Lo scorso ottobre, l'organizzazione OSI (Open Source Initiative) ha pubblicato una definizione di sistema AI aperto (Open Source AI). Un sistema AI aperto deve fornire le seguenti opportunità: utilizzo per qualsiasi scopo senza necessità di autorizzazione separata; studio del funzionamento del sistema e ispezione dei suoi componenti; modifica per qualsiasi scopo; trasferimento a terzi sia della versione sorgente che delle edizioni dopo le modifiche, senza limitazione degli scopi di utilizzo.

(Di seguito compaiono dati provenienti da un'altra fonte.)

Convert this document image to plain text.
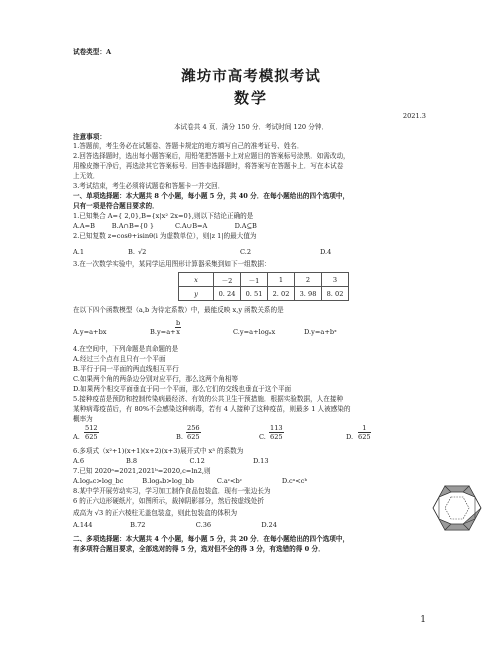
试卷类型：A
潍坊市高考模拟考试
数学
2021.3
本试卷共 4 页．满分 150 分．考试时间 120 分钟．
注意事项：
1.答题前，考生务必在试题卷、答题卡规定的地方填写自己的准考证号、姓名．
2.回答选择题时，选出每小题答案后，用铅笔把答题卡上对应题目的答案标号涂黑．如需改动，
用橡皮擦干净后，再选涂其它答案标号．回答非选择题时，将答案写在答题卡上．写在本试卷
上无效．
3.考试结束，考生必须将试题卷和答题卡一并交回．
一、单项选择题：本大题共 8 个小题，每小题 5 分，共 40 分．在每小题给出的四个选项中，
只有一项是符合题目要求的．
1.已知集合 A={ 2,0},B={x|x² 2x=0},则以下结论正确的是
A.A=B        B.A∩B={0 }          C.A∪B=A             D.A⊆B
2.已知复数 z=cosθ+isinθ(i 为虚数单位），则|z 1|的最大值为
A.1	B. √2	C.2	D.4
3.在一次数学实验中，某同学运用图形计算器采集到如下一组数据：
x	－2	－1	1	2	3
y	0. 24	0. 51	2. 02	3. 98	8. 02
在以下四个函数模型（a,b 为待定系数）中，最能反映 x,y 函数关系的是
A.y=a+bx	$B.y=a+ \frac{b}{x}$	C.y=a+logₐx	D.y=a+bˣ
4.在空间中，下列命题是真命题的是
A.经过三个点有且只有一个平面
B.平行于同一平面的两直线相互平行
C.如果两个角的两条边分别对应平行，那么这两个角相等
D.如果两个相交平面垂直于同一个平面，那么它们的交线也垂直于这个平面
5.接种疫苗是预防和控制传染病最经济、有效的公共卫生干预措施．根据实验数据，人在接种
某种病毒疫苗后，有 80%不会感染这种病毒，若有 4 人接种了这种疫苗，则最多 1 人被感染的
概率为
A. $\frac{512}{625}$	B. $\frac{256}{625}$	C. $\frac{113}{625}$	D. $\frac{1}{625}$
6.多项式（x²+1)(x+1)(x+2)(x+3)展开式中 x³ 的系数为
A.6                    B.8                         C.12                       D.13
7.已知 2020ᵃ=2021,2021ᵇ=2020,c=ln2,则
A.logₐc>log_bc         B.logₐb>log_bb           C.aᶜ<bᶜ                   D.cᵃ<cᵇ
8.某中学开展劳动实习，学习加工制作食品包装盒．现有一张边长为
6 的正六边形硬纸片，如图所示，裁掉阴影部分，然后按虚线处折
成高为 √3 的正六棱柱无盖包装盒，则此包装盒的体积为
A.144                  B.72                        C.36                        D.24
二、多项选择题：本大题共 4 个小题，每小题 5 分，共 20 分．在每小题给出的四个选项中，
有多项符合题目要求，全部选对的得 5 分，选对但不全的得 3 分，有选错的得 0 分．
1
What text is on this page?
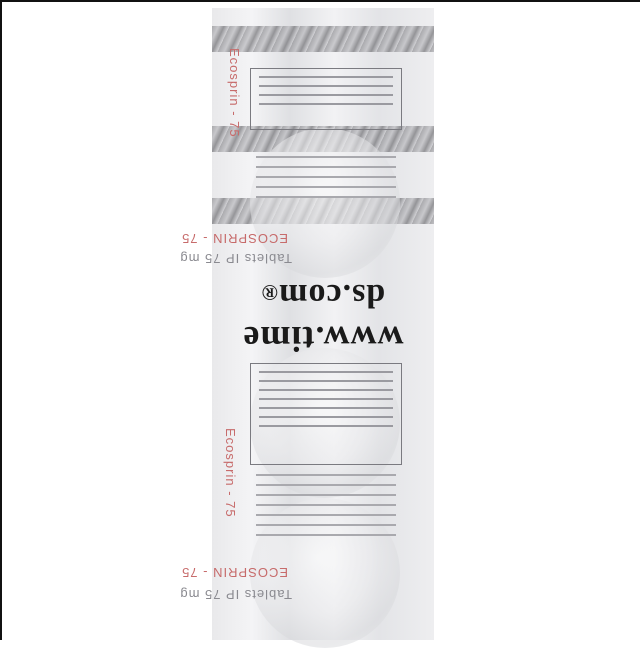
ECOSPRIN - 75
Tablets IP 75 mg
ECOSPRIN - 75
Tablets IP 75 mg
Ecosprin - 75
Ecosprin - 75
ds.com®
www.time
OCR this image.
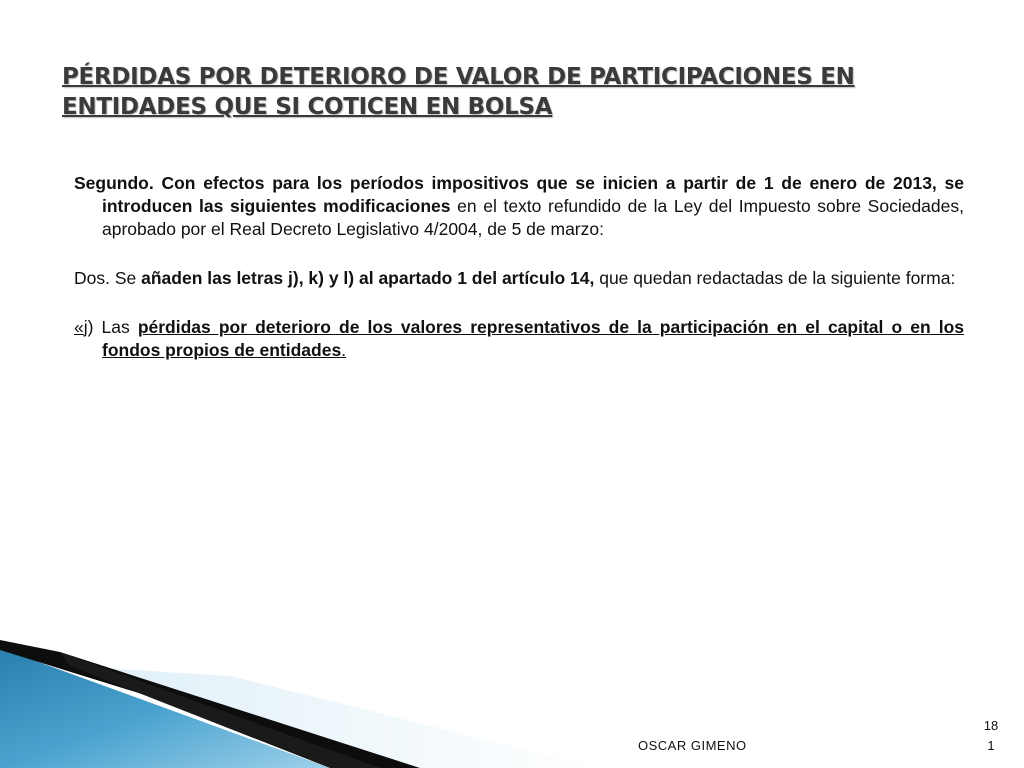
PÉRDIDAS POR DETERIORO DE VALOR DE PARTICIPACIONES EN ENTIDADES QUE SI COTICEN EN BOLSA

Segundo. Con efectos para los períodos impositivos que se inicien a partir de 1 de enero de 2013, se introducen las siguientes modificaciones en el texto refundido de la Ley del Impuesto sobre Sociedades, aprobado por el Real Decreto Legislativo 4/2004, de 5 de marzo:

Dos. Se añaden las letras j), k) y l) al apartado 1 del artículo 14, que quedan redactadas de la siguiente forma:

«j) Las pérdidas por deterioro de los valores representativos de la participación en el capital o en los fondos propios de entidades.

OSCAR GIMENO
18
1
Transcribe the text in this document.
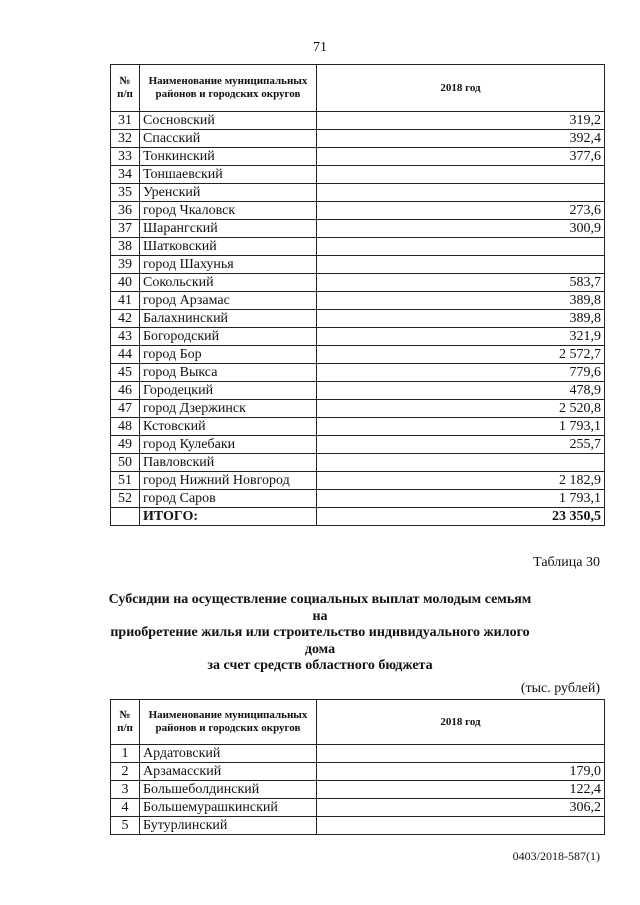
71
№ п/п	Наименование муниципальных районов и городских округов	2018 год
31	Сосновский	319,2
32	Спасский	392,4
33	Тонкинский	377,6
34	Тоншаевский	
35	Уренский	
36	город Чкаловск	273,6
37	Шарангский	300,9
38	Шатковский	
39	город Шахунья	
40	Сокольский	583,7
41	город Арзамас	389,8
42	Балахнинский	389,8
43	Богородский	321,9
44	город Бор	2 572,7
45	город Выкса	779,6
46	Городецкий	478,9
47	город Дзержинск	2 520,8
48	Кстовский	1 793,1
49	город Кулебаки	255,7
50	Павловский	
51	город Нижний Новгород	2 182,9
52	город Саров	1 793,1
	ИТОГО:	23 350,5
Таблица 30
Субсидии на осуществление социальных выплат молодым семьям на
приобретение жилья или строительство индивидуального жилого
дома
за счет средств областного бюджета
(тыс. рублей)
№ п/п	Наименование муниципальных районов и городских округов	2018 год
1	Ардатовский	
2	Арзамасский	179,0
3	Большеболдинский	122,4
4	Большемурашкинский	306,2
5	Бутурлинский	
0403/2018-587(1)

Un sistema AI aperto deve includere informazioni dettagliate sull'architettura del modello, sui dati utilizzati per l'addestramento e sulla metodologia di addestramento, così come il codice sorgente per eseguire e addestrare il sistema AI. Le informazioni devono essere sufficienti affinché un sviluppatore professionista possa ricreare un sistema AI equivalente, utilizzando per l'addestramento gli stessi o simili dati.
L'organizzazione per i diritti civili Software Freedom Conservancy (SFC) ha criticato tale definizione. La frustrazione è causata dal fatto che nei criteri non ci sono requisiti per fornire i dati utilizzati per l'addestramento del modello. Nella definizione OSI è richiesto solo di fornire dettagli sui dati utilizzati per l'addestramento, ma non i dati stessi. La definizione approvata garantisce solo due delle quattro libertà dichiarate dell'Open Source: la possibilità di utilizzare e quella di distribuire, mentre le possibilità di modificare e studiare non sono completamente garantite.
La soluzione OSI è spiegata dal fatto che la pubblicazione dei dati sorgente in molti casi è impossibile a causa di motivi al di fuori del controllo dello sviluppatore del modello AI, come la necessità di preservare la riservatezza, l'uso di materiali protetti da copyright, la licenza dei dati da fornitori terzi, e così via. Se venisse aggiunto un requisito di fornitura dei dati, nessuno dei modelli linguistici di grandi dimensioni esistenti otterrebbe lo status di aperto, e la stessa definizione diventerebbe un'utopia irraggiungibile.